On the prevention piece, we’ve been working to set up research into understanding rates and causal factors for relapse (when children who have already been treated for malnutrition become malnourished once again). By understanding what causes relapse we plan to develop programme approaches to address these underlying factors. We have set the Global Malnutrition Initiative within Save the Children’s far wider food security and livelihoods, social protection and cash programming portfolio, aiming to ensure children and their families have the safety nets in place and the jobs they need to avoid falling into poverty and malnutrition in the first place.
THE GLOBAL MALNUTRITION INITIATIVE’S EMERGENCY RESPONSE TO COVID-19
The fact is that in spite of – or perhaps because of – COVID-19, the Global Malnutrition Initiative’s aim remains as critical as ever. Recognising the enormity of the treatment caseload at the moment, we’re ramping up efforts to ensure treatment is continued, for example by purchasing stocks of therapeutic foods in anticipation of supply disruption. We’re already directing early funds from a Global Malnutrition Initiative COVID-19 Emergency Appeal to this work. We’re working, alongside our partners, to ensure community health workers have the tools and training they need to deliver treatment safely. Our work with our partners is especially crucial as we seek to deliver a well-coordinated response across the sector. Finally, we’re ringfencing funding to safeguard our research and innovation ambitions for the longer-term.

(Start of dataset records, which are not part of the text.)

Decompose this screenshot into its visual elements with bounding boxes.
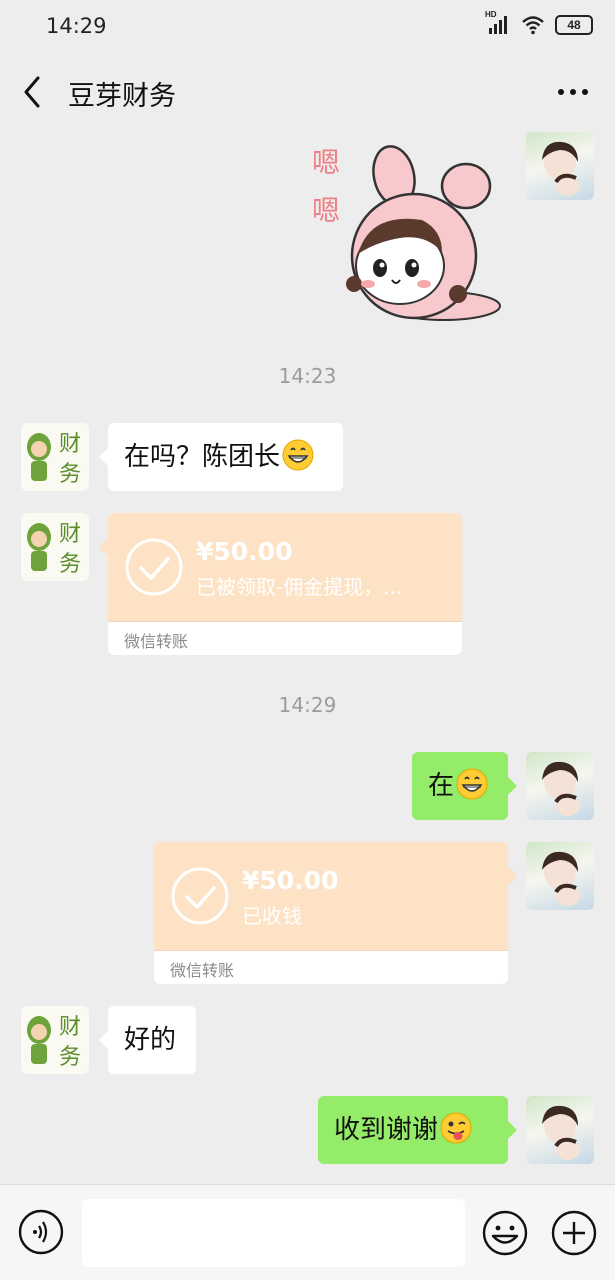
transfer-card-sent[interactable]: ¥50.00 已收钱 微信转账	[154, 842, 508, 984]
bubble-tail	[99, 1031, 108, 1049]
transfer-card-received[interactable]: ¥50.00 已被领取-佣金提现，... 微信转账	[108, 513, 462, 655]
status-bar: 14:29 HD 48	[0, 0, 615, 56]
message-input[interactable]	[82, 1199, 465, 1267]
timestamp-separator: 14:29	[278, 693, 337, 717]
more-functions-icon[interactable]	[550, 1209, 598, 1257]
svg-text:务: 务	[59, 1045, 81, 1070]
check-circle-icon	[125, 538, 183, 596]
message-bubble-outgoing[interactable]: 在	[412, 752, 508, 820]
transfer-status: 已被领取-佣金提现，...	[196, 575, 403, 599]
message-text: 在	[428, 771, 455, 801]
grin-emoji-icon	[282, 439, 314, 470]
message-text: 收到谢谢	[334, 1115, 439, 1145]
emoji-picker-icon[interactable]	[481, 1209, 529, 1257]
chat-header: 豆芽财务	[0, 56, 615, 128]
message-bubble-incoming[interactable]: 好的	[108, 1006, 196, 1074]
transfer-footer: 微信转账	[108, 621, 462, 655]
battery-indicator: 48	[555, 15, 593, 35]
grin-emoji-icon	[456, 768, 488, 799]
avatar-label: 财	[59, 432, 81, 457]
my-avatar[interactable]	[526, 752, 594, 820]
wink-tongue-emoji-icon	[440, 1112, 472, 1143]
transfer-amount: ¥50.00	[242, 866, 339, 895]
transfer-footer: 微信转账	[154, 950, 508, 984]
more-options-icon[interactable]	[555, 80, 591, 104]
sticker-text: 嗯	[312, 146, 340, 179]
back-arrow-icon[interactable]	[18, 74, 48, 110]
transfer-card-body: ¥50.00 已收钱	[154, 842, 508, 950]
bubble-tail	[99, 538, 108, 556]
sticker-message[interactable]: 嗯 嗯	[306, 134, 506, 329]
sticker-text-2: 嗯	[312, 194, 340, 227]
contact-avatar[interactable]: 财 务	[21, 513, 89, 581]
my-avatar[interactable]	[526, 1096, 594, 1164]
message-bubble-outgoing[interactable]: 收到谢谢	[318, 1096, 508, 1164]
svg-text:财: 财	[59, 522, 81, 547]
transfer-card-body: ¥50.00 已被领取-佣金提现，...	[108, 513, 462, 621]
svg-text:务: 务	[59, 552, 81, 577]
my-avatar[interactable]	[526, 132, 594, 200]
status-time: 14:29	[46, 14, 107, 38]
check-circle-icon	[171, 867, 229, 925]
bubble-tail	[508, 1121, 517, 1139]
input-bar	[0, 1184, 615, 1280]
network-type-label: HD	[485, 10, 497, 19]
contact-avatar[interactable]: 财 务	[21, 423, 89, 491]
transfer-amount: ¥50.00	[196, 537, 293, 566]
message-bubble-incoming[interactable]: 在吗？陈团长	[108, 423, 343, 491]
status-icons: HD 48	[485, 10, 593, 36]
timestamp-separator: 14:23	[278, 364, 337, 388]
bubble-tail	[508, 777, 517, 795]
bubble-tail	[99, 448, 108, 466]
message-text: 好的	[124, 1025, 177, 1055]
bubble-tail	[508, 867, 517, 885]
my-avatar[interactable]	[526, 842, 594, 910]
transfer-status: 已收钱	[242, 904, 302, 928]
contact-avatar[interactable]: 财 务	[21, 1006, 89, 1074]
transfer-label: 微信转账	[170, 961, 235, 980]
svg-text:财: 财	[59, 1015, 81, 1040]
voice-input-icon[interactable]	[18, 1209, 64, 1255]
transfer-label: 微信转账	[124, 632, 189, 651]
wifi-icon	[522, 16, 544, 35]
svg-text:务: 务	[59, 462, 81, 487]
chat-title: 豆芽财务	[68, 81, 176, 112]
signal-icon: HD	[485, 10, 511, 36]
message-text: 在吗？陈团长	[124, 442, 281, 472]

And while the Global Malnutrition Initiative’s emergency response recognises and seeks to tackle the scale of the immediate need to treat children and prepare community health workers for the fight, it is just one part of Save the Children’s broader COVID-19 response, which includes efforts to build support for investment in the child benefits needed to keep children and their families out of poverty and hunger.
WE ARE IN A POSITION TO MAKE A DIFFERENCE
There’s no denying that the situation is pretty bleak – Save the Children UK’s Chief Executive Kevin Watkins has emphasised that rising levels of malnutrition will compound other health threats and contribute to the risk of a “lost decade for children” in the run up to 2030’s Sustainable Development Goal targets.
But we must continue the fight against global hunger alongside our response to COVID-19 to give children the best chance of survival. COVID-19 could result in the reversal of decades of progress in the global effort to tackle acute malnutrition. We cannot let this happen and are in the position to make a difference.